My Grandmother passed away two years ago. The apartment she had lived in was just a part of the building that she owned. Nana Pan, my mother's mother, had rented the rest of the building out. The man who had lived with her was not my Grandfather - he had died before I was born - but her brother who had come ten years before from Japan. They spoke little English. People outside of the neighborhood often thought they were man and wife. She didn't bother correcting them, my mother had told me. Nana Pan thought that most Americans were superficial and really didn't care, so what was the use in explaining anything to them? Maybe that's where I got my deceptiveness from.

I had left the house as it was. Collected rents through an agency. For all anyone knew, I was just another tenant. Of course Jimmy V. had known. He had mentioned it to me. But Jimmy knew everything there was to know about everyone. That was part of his business. It probably kept him alive.

So I stayed and waited.
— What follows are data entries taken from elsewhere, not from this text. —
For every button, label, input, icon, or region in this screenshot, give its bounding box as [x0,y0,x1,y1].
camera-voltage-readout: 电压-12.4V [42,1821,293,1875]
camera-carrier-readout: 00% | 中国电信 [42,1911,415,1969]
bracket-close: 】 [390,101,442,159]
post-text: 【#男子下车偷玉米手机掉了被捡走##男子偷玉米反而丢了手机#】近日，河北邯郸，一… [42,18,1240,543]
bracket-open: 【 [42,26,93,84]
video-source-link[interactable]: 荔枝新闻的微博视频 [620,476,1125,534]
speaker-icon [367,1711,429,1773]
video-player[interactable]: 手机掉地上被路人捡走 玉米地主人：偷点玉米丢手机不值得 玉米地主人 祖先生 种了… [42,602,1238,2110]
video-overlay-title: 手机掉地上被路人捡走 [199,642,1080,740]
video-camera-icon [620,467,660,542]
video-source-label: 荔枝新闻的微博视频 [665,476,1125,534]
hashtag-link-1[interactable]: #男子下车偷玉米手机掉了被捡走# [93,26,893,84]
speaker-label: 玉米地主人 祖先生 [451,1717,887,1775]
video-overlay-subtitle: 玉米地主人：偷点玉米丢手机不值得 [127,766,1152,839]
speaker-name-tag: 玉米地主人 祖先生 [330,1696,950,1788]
I believed someone would show up and tell me what to do. But no one did. I saw a few people wander by yesterday, probably looking for other people, but I stayed inside. I don't know why, what all my reasons were. A lot of fear, I think.

There have been earthquakes. The house is damaged. I went outside today and really looked at it. It is off the foundation and leaning. I should have gotten out of it the other night when I knew it was bad. It's just dumb luck it hasn't fallen in on me and killed me.

It doesn't matter now though. I met a few others today, and I'm leaving with them. I don't know if I'll stay with them. I really don't know what to expect from life anymore.

I'm taking this and my gun with me. Writing this made me feel alive. I don't know how better to say it.

I'll write more here I think. I just don't know when, or where I'll be.